Does the support for the Mistral Model seem inconsistent or incomplete with it official? #29533
Description
Feature request
Hello , thank you very much for creating the library transformers which provides a very convenient way to use the different models.
Recently, when I use Mistral Model by transformers (4.38.2) library to perform the model inference, the execution did not seem to be completely consistent with the official mistral papers and the code they provided.
Specifically, firstly the mistral have a Pre-fill and Chunking mechanism when prompt input encoding(As shown in the following picture). Is this method included in the transformers library's implementation of mistral's generate function?

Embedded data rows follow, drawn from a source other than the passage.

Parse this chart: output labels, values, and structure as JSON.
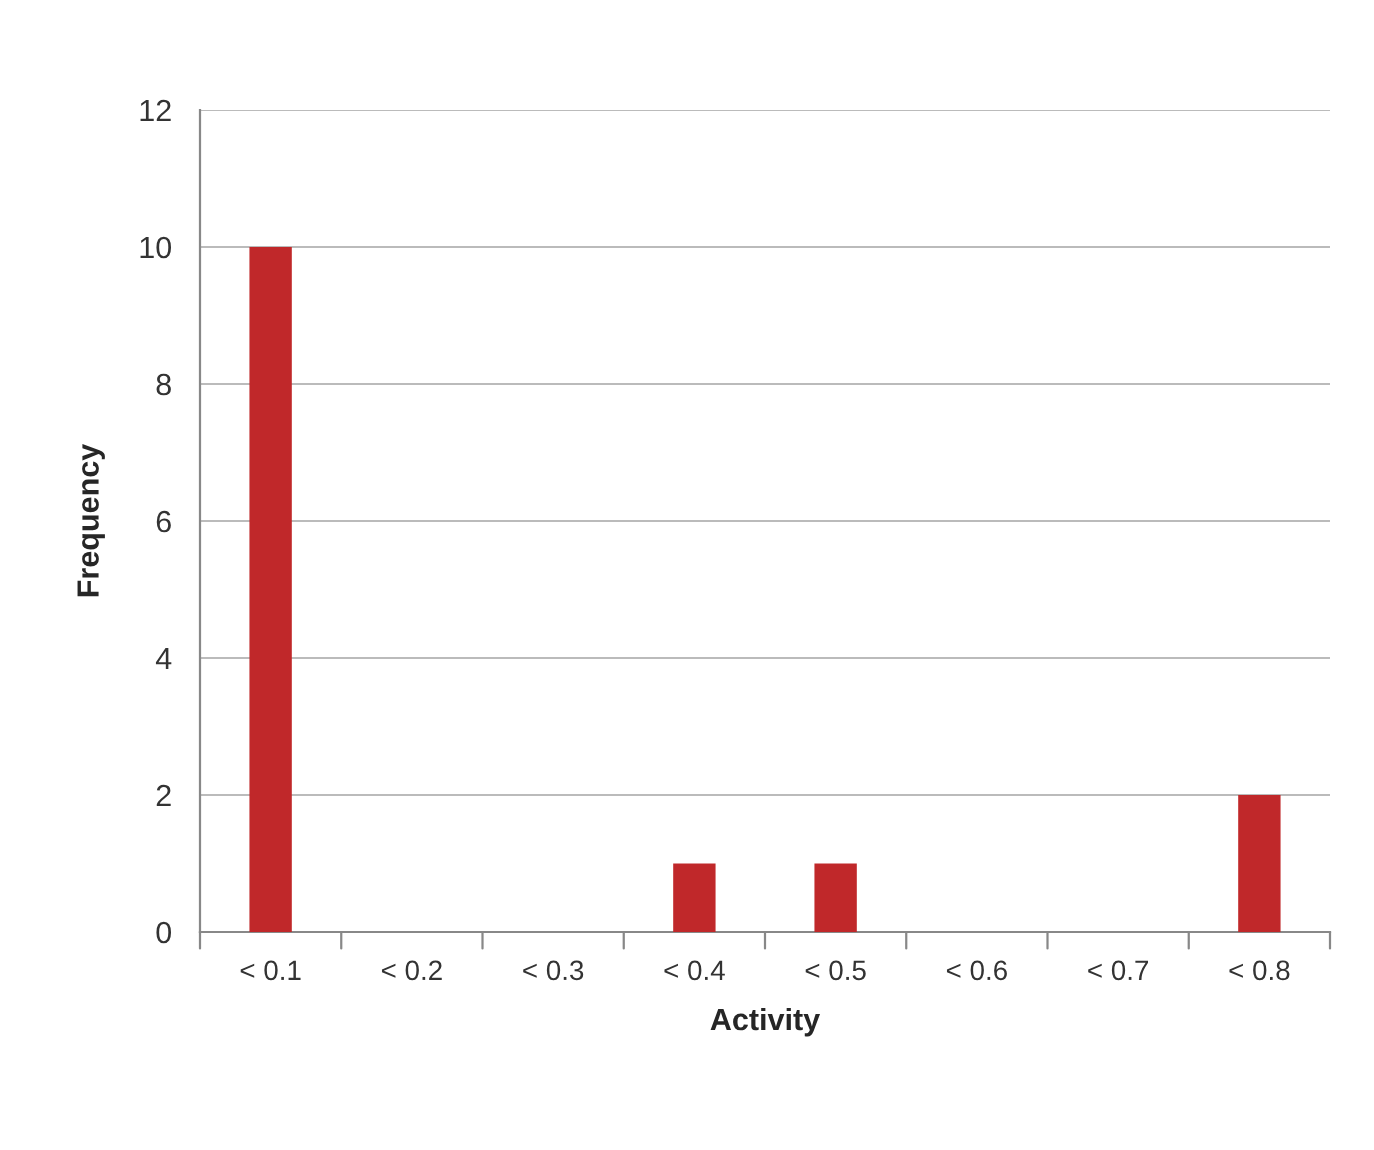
{
  "chart_data": {
    "type": "bar",
    "xlabel": "Activity",
    "ylabel": "Frequency",
    "categories": [
      "< 0.1",
      "< 0.2",
      "< 0.3",
      "< 0.4",
      "< 0.5",
      "< 0.6",
      "< 0.7",
      "< 0.8"
    ],
    "values": [
      10,
      0,
      0,
      1,
      1,
      0,
      0,
      2
    ],
    "color": "#c0282a",
    "ylim": [
      0,
      12
    ],
    "yticks": [
      0,
      2,
      4,
      6,
      8,
      10,
      12
    ],
    "grid": "y",
    "legend": false
  }
}
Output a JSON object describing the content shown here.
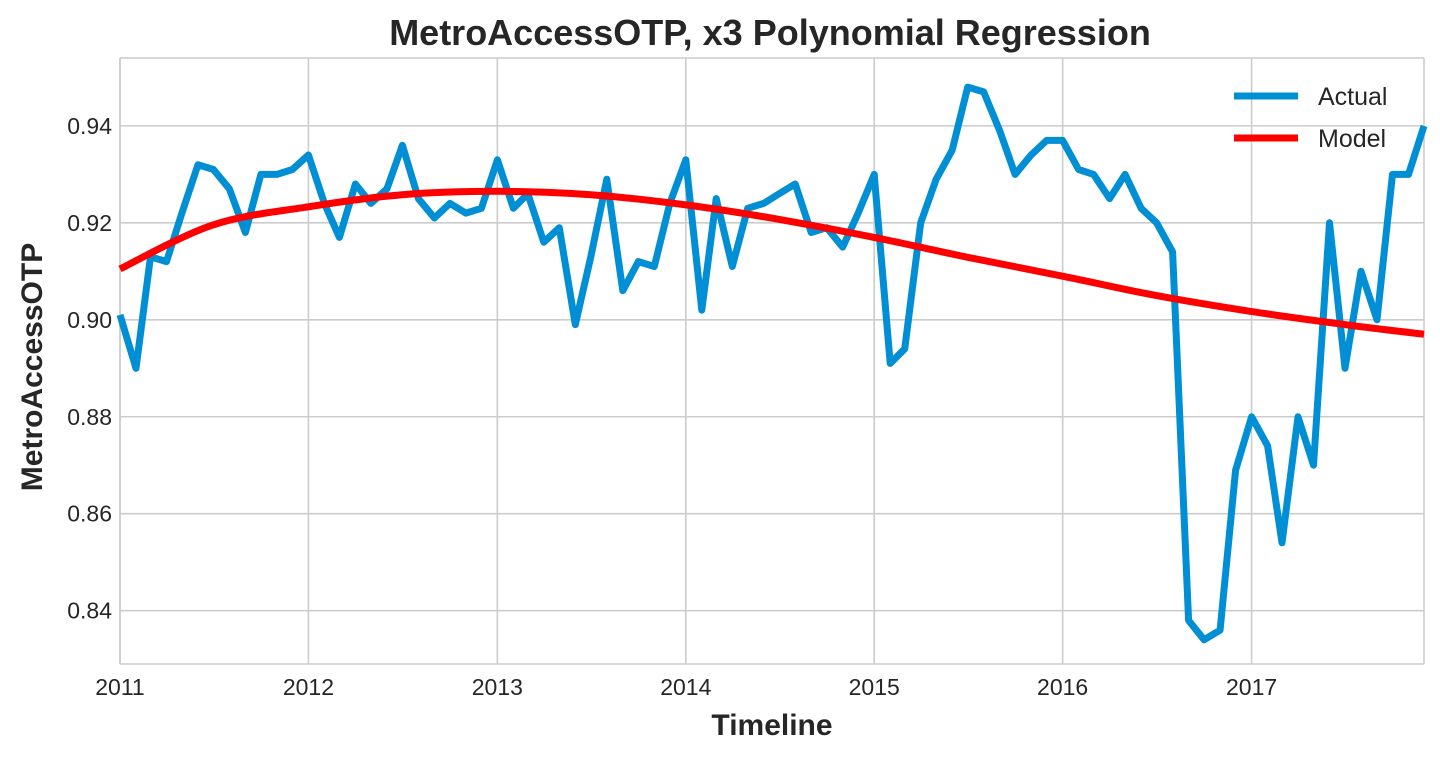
{
  "chart_data": {
    "type": "line",
    "title": "MetroAccessOTP, x3 Polynomial Regression",
    "xlabel": "Timeline",
    "ylabel": "MetroAccessOTP",
    "xlim": [
      "2011-01-01",
      "2017-12-01"
    ],
    "ylim": [
      0.829,
      0.954
    ],
    "x_ticks": [
      "2011",
      "2012",
      "2013",
      "2014",
      "2015",
      "2016",
      "2017"
    ],
    "y_ticks": [
      "0.84",
      "0.86",
      "0.88",
      "0.90",
      "0.92",
      "0.94"
    ],
    "grid": true,
    "legend_position": "top-right",
    "series": [
      {
        "name": "Actual",
        "color": "#008fd5",
        "x": [
          "2011-01-01",
          "2011-02-01",
          "2011-03-01",
          "2011-04-01",
          "2011-05-01",
          "2011-06-01",
          "2011-07-01",
          "2011-08-01",
          "2011-09-01",
          "2011-10-01",
          "2011-11-01",
          "2011-12-01",
          "2012-01-01",
          "2012-02-01",
          "2012-03-01",
          "2012-04-01",
          "2012-05-01",
          "2012-06-01",
          "2012-07-01",
          "2012-08-01",
          "2012-09-01",
          "2012-10-01",
          "2012-11-01",
          "2012-12-01",
          "2013-01-01",
          "2013-02-01",
          "2013-03-01",
          "2013-04-01",
          "2013-05-01",
          "2013-06-01",
          "2013-07-01",
          "2013-08-01",
          "2013-09-01",
          "2013-10-01",
          "2013-11-01",
          "2013-12-01",
          "2014-01-01",
          "2014-02-01",
          "2014-03-01",
          "2014-04-01",
          "2014-05-01",
          "2014-06-01",
          "2014-07-01",
          "2014-08-01",
          "2014-09-01",
          "2014-10-01",
          "2014-11-01",
          "2014-12-01",
          "2015-01-01",
          "2015-02-01",
          "2015-03-01",
          "2015-04-01",
          "2015-05-01",
          "2015-06-01",
          "2015-07-01",
          "2015-08-01",
          "2015-09-01",
          "2015-10-01",
          "2015-11-01",
          "2015-12-01",
          "2016-01-01",
          "2016-02-01",
          "2016-03-01",
          "2016-04-01",
          "2016-05-01",
          "2016-06-01",
          "2016-07-01",
          "2016-08-01",
          "2016-09-01",
          "2016-10-01",
          "2016-11-01",
          "2016-12-01",
          "2017-01-01",
          "2017-02-01",
          "2017-03-01",
          "2017-04-01",
          "2017-05-01",
          "2017-06-01",
          "2017-07-01",
          "2017-08-01",
          "2017-09-01",
          "2017-10-01",
          "2017-11-01",
          "2017-12-01"
        ],
        "y": [
          0.901,
          0.89,
          0.913,
          0.912,
          0.922,
          0.932,
          0.931,
          0.927,
          0.918,
          0.93,
          0.93,
          0.931,
          0.934,
          0.924,
          0.917,
          0.928,
          0.924,
          0.927,
          0.936,
          0.925,
          0.921,
          0.924,
          0.922,
          0.923,
          0.933,
          0.923,
          0.926,
          0.916,
          0.919,
          0.899,
          0.913,
          0.929,
          0.906,
          0.912,
          0.911,
          0.924,
          0.933,
          0.902,
          0.925,
          0.911,
          0.923,
          0.924,
          0.926,
          0.928,
          0.918,
          0.919,
          0.915,
          0.922,
          0.93,
          0.891,
          0.894,
          0.92,
          0.929,
          0.935,
          0.948,
          0.947,
          0.939,
          0.93,
          0.934,
          0.937,
          0.937,
          0.931,
          0.93,
          0.925,
          0.93,
          0.923,
          0.92,
          0.914,
          0.838,
          0.834,
          0.836,
          0.869,
          0.88,
          0.874,
          0.854,
          0.88,
          0.87,
          0.92,
          0.89,
          0.91,
          0.9,
          0.93,
          0.93,
          0.94
        ]
      },
      {
        "name": "Model",
        "color": "#ff0000",
        "x": [
          "2011-01-01",
          "2011-07-01",
          "2012-01-01",
          "2012-07-01",
          "2013-01-01",
          "2013-07-01",
          "2014-01-01",
          "2014-07-01",
          "2015-01-01",
          "2015-07-01",
          "2016-01-01",
          "2016-07-01",
          "2017-01-01",
          "2017-07-01",
          "2017-12-01"
        ],
        "y": [
          0.9105,
          0.9196,
          0.9233,
          0.9258,
          0.9265,
          0.9258,
          0.9237,
          0.9207,
          0.917,
          0.9129,
          0.909,
          0.905,
          0.9017,
          0.899,
          0.897
        ]
      }
    ]
  }
}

Secondly, Mistral use a Rolling Buffer Cache mechanism to enable key values to be updated in the cache as the sliding window moves. (As shown in the following picture).
When I read this piece of the transformers source code, this mechanism is implemented in the transformer library using the DynamicCache update method, and this operation is actually to concatenate all the past keys and values with the current keys and values. https://github.com/huggingface/transformers/blob/b338a6c3b8eda29610d4d472cad8cd87cbfdaaed/src/transformers/cache_utils.py#L126C1-L132C105
Am I mistaken in the logic of this program or is the implementation not fully consistent with the mistral paper? In addition, I read the official source code of mistral and found that they do release two kinds of model inference code, one of which is simple version. Is this your current implementation?
Motivation
I want to know how to use transformers library on the mistral model to achieve the same way as in mistral paper.
Whether I read the code wrong or do I need to make some additional changes based on transformer?
Your contribution
I can try fix this piece code to achieve the same implementation as in the mistral paper based on transformers.